The Rostov State Puppet Theater (Russian:Ростовский государственный театр кукол) is a puppet theater founded in Rostov-on-Don in 1935. The building is located at 46 Universitetsky Lane.

History 
Rostov State Puppet Theater is one of the oldest puppet theaters in the country. It was established by a group of puppeteers who had started to perform for children in 1920s. The founders included M. Kushnarenko, N. Smirnova, A. Dora, and others.  These performers achieved such success, inspiration, and enthusiasm that the Azov-Black Sea Regional Committee of Komsomol (Young Communist League) resolved to establish them as a puppet theater. The theater first opened its doors in 1935. Several generations of Don land audiences grew up watching its performances, and continue to bring their children and grandchildren to the theater.

Over the years, the puppet theater has been headed by numerous famous directors, including Boris Sakhnovsky (a student of Konstantin Stanislavsky) and Leonid Stelmakhovich (a student of Vsevolod Meyerhold).

For over 35 years the art director of the puppet theater was Vladimir Bylkov, a student of Sergei Obraztsov.

The theater still recognizes its founding performers: S. Isaeva, Merited Artist of Russia; M. Kushnarenko (whose grand-daughter Elena works at the theater today); S. Ulybashev, L. Chubkov, G. Pidko, A. Derkach, and many others. Over its history, the Rostov Puppet Theater has staged over 5000 plays.

The theater's repertoire features classic plays including "Turnip", "Ivan Tsarevich and the Grey wolf", Buzzy-Wuzzy Busy Fly, Teremok, "Maryyushka and the baba-yaga", "Fear Takes Molehills For Mountains", "Gold tea", "Pirate sweet tooth", "Little Mermaid", "A wolf and kids", Buratino, "Little Red Riding Hood" and many others. 

In 2016, work began on a new program called "Theatrical Magic Behind the Scenes". The project's main objective is to show children and their parents the internal operations of a theater.

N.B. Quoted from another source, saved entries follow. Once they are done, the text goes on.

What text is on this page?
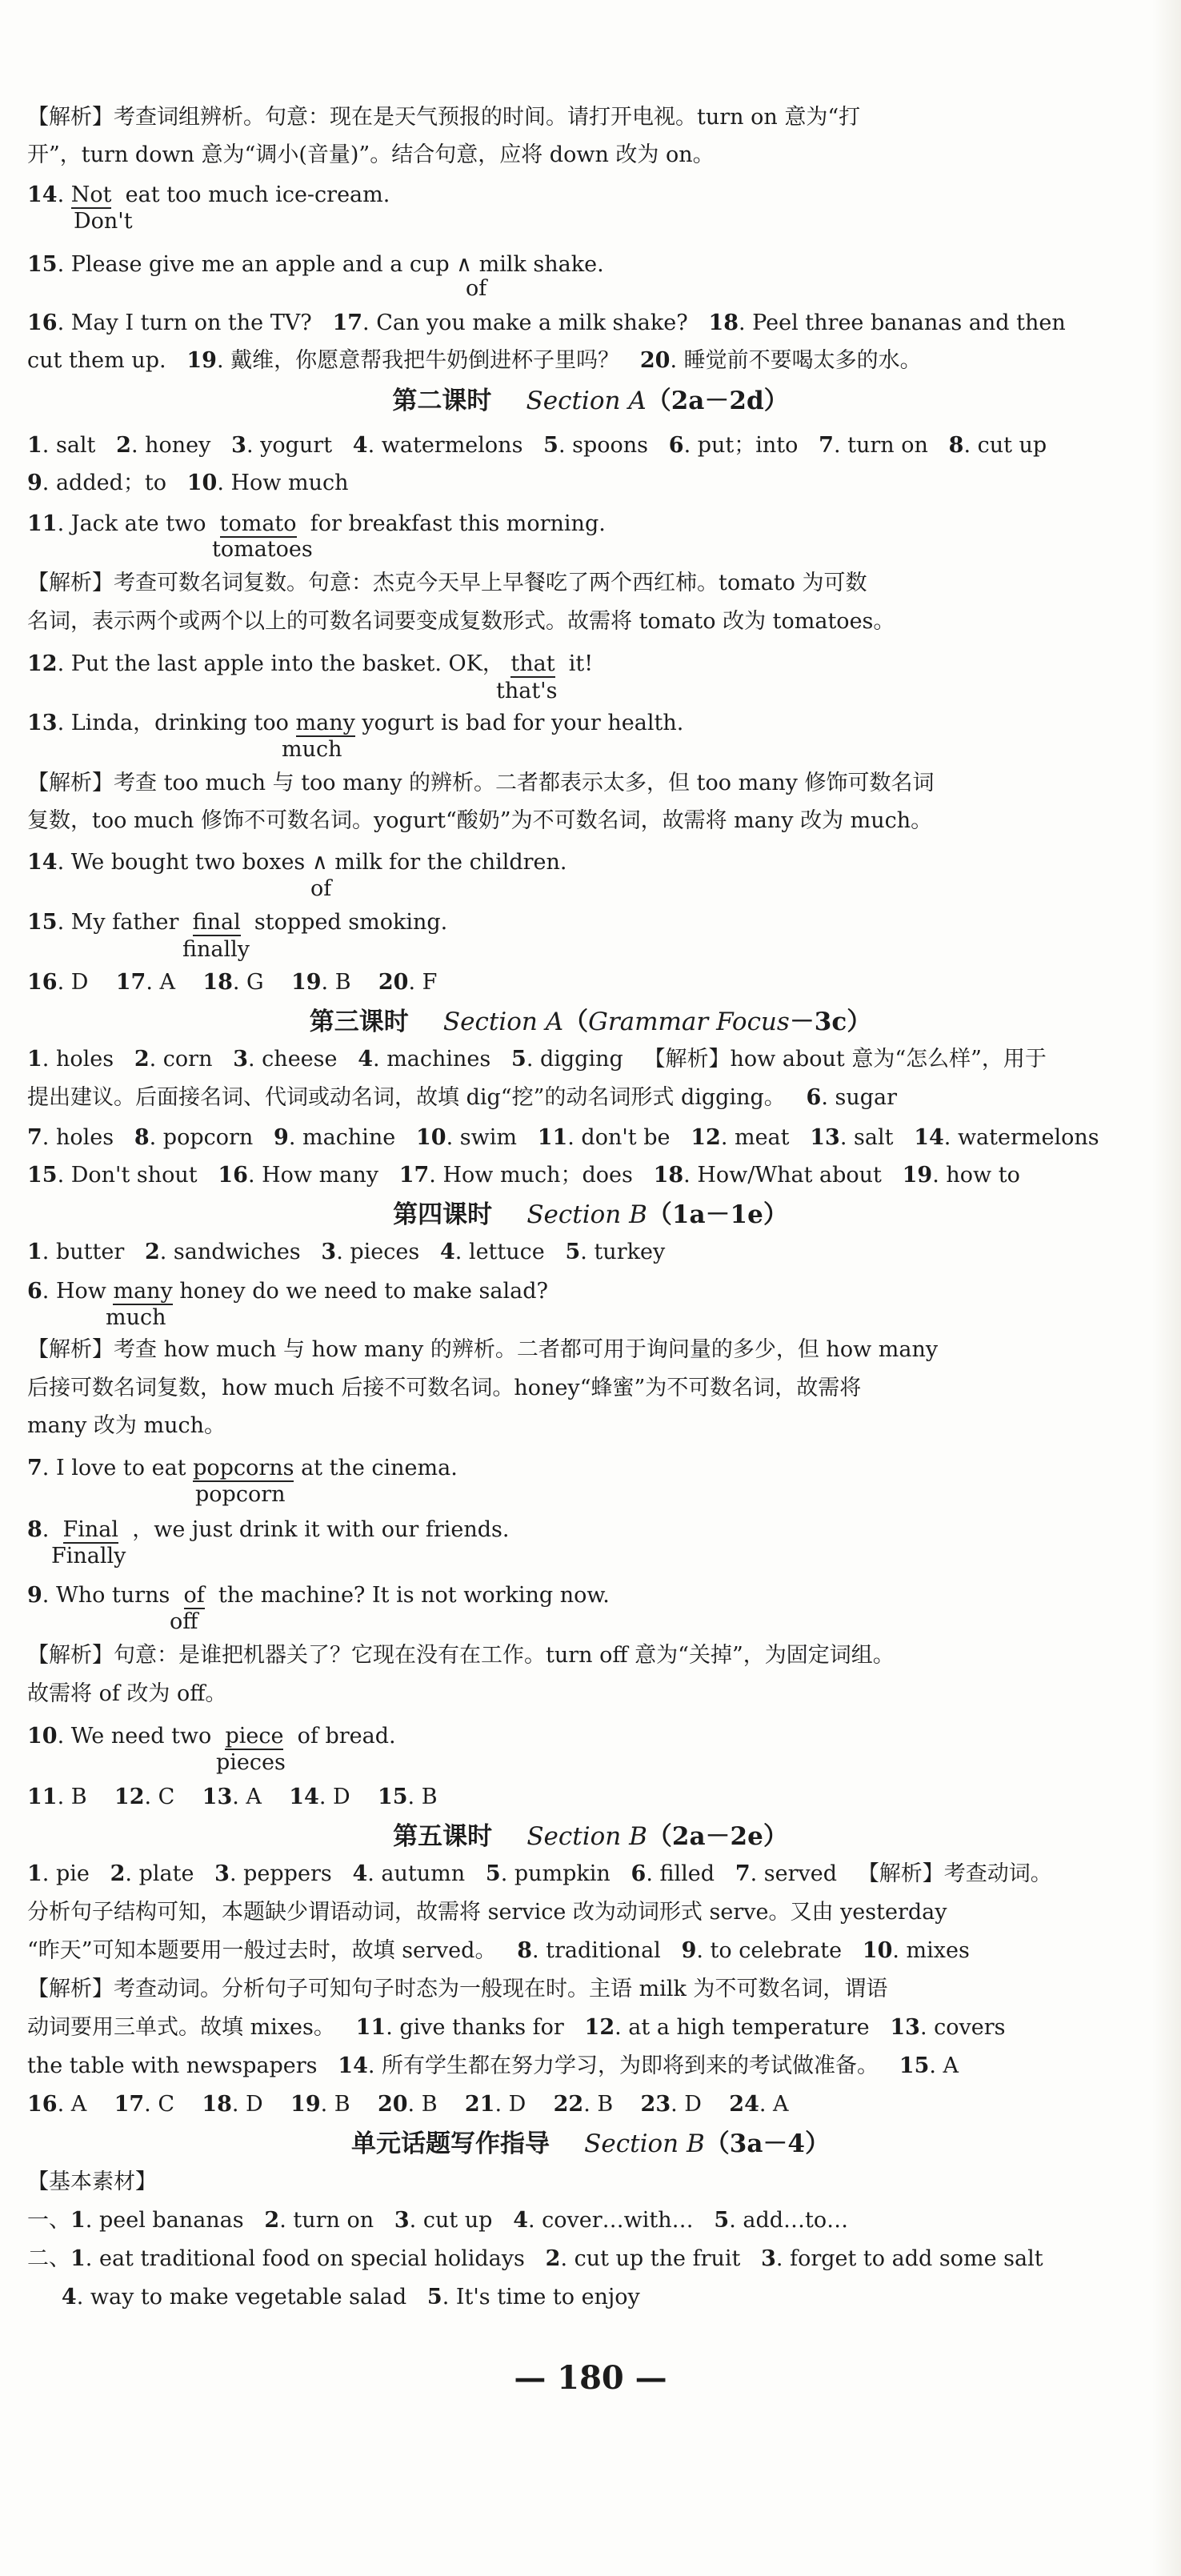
【解析】考查词组辨析。句意：现在是天气预报的时间。请打开电视。turn on 意为“打
开”，turn down 意为“调小(音量)”。结合句意，应将 down 改为 on。
14. Not  eat too much ice-cream.
15. Please give me an apple and a cup ∧ milk shake.
16. May I turn on the TV?   17. Can you make a milk shake?   18. Peel three bananas and then
cut them up.   19. 戴维，你愿意帮我把牛奶倒进杯子里吗？   20. 睡觉前不要喝太多的水。
1. salt   2. honey   3. yogurt   4. watermelons   5. spoons   6. put；into   7. turn on   8. cut up
9. added；to   10. How much
11. Jack ate two  tomato  for breakfast this morning.
【解析】考查可数名词复数。句意：杰克今天早上早餐吃了两个西红柿。tomato 为可数
名词，表示两个或两个以上的可数名词要变成复数形式。故需将 tomato 改为 tomatoes。
12. Put the last apple into the basket. OK， that  it!
13. Linda，drinking too many yogurt is bad for your health.
【解析】考查 too much 与 too many 的辨析。二者都表示太多，但 too many 修饰可数名词
复数，too much 修饰不可数名词。yogurt“酸奶”为不可数名词，故需将 many 改为 much。
14. We bought two boxes ∧ milk for the children.
15. My father  final  stopped smoking.
16. D    17. A    18. G    19. B    20. F
1. holes   2. corn   3. cheese   4. machines   5. digging   【解析】how about 意为“怎么样”，用于
提出建议。后面接名词、代词或动名词，故填 dig“挖”的动名词形式 digging。   6. sugar
7. holes   8. popcorn   9. machine   10. swim   11. don't be   12. meat   13. salt   14. watermelons
15. Don't shout   16. How many   17. How much；does   18. How/What about   19. how to
1. butter   2. sandwiches   3. pieces   4. lettuce   5. turkey
6. How many honey do we need to make salad?
【解析】考查 how much 与 how many 的辨析。二者都可用于询问量的多少，但 how many
后接可数名词复数，how much 后接不可数名词。honey“蜂蜜”为不可数名词，故需将
many 改为 much。
7. I love to eat popcorns at the cinema.
8.  Final  ，we just drink it with our friends.
9. Who turns  of  the machine? It is not working now.
【解析】句意：是谁把机器关了？它现在没有在工作。turn off 意为“关掉”，为固定词组。
故需将 of 改为 off。
10. We need two  piece  of bread.
11. B    12. C    13. A    14. D    15. B
1. pie   2. plate   3. peppers   4. autumn   5. pumpkin   6. filled   7. served   【解析】考查动词。
分析句子结构可知，本题缺少谓语动词，故需将 service 改为动词形式 serve。又由 yesterday
“昨天”可知本题要用一般过去时，故填 served。   8. traditional   9. to celebrate   10. mixes
【解析】考查动词。分析句子可知句子时态为一般现在时。主语 milk 为不可数名词，谓语
动词要用三单式。故填 mixes。   11. give thanks for   12. at a high temperature   13. covers
the table with newspapers   14. 所有学生都在努力学习，为即将到来的考试做准备。   15. A
16. A    17. C    18. D    19. B    20. B    21. D    22. B    23. D    24. A
【基本素材】
一、1. peel bananas   2. turn on   3. cut up   4. cover…with…   5. add…to…
二、1. eat traditional food on special holidays   2. cut up the fruit   3. forget to add some salt
4. way to make vegetable salad   5. It's time to enjoy
Don't
of
tomatoes
that's
much
of
finally
much
popcorn
Finally
off
pieces
第二课时    Section A（2a－2d）
第三课时    Section A（Grammar Focus－3c）
第四课时    Section B（1a－1e）
第五课时    Section B（2a－2e）
单元话题写作指导    Section B（3a－4）
— 180 —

It includes demonstrations where the theater's performers describe its workings, train attendees in acting exercises, and even allow guests to operate a real puppet.

Building 
The theater's current building was constructed in the mid-1960s on a site that had been occupied since 1909 by the Annunciation Greek Church, using the demolished church's foundation and walls.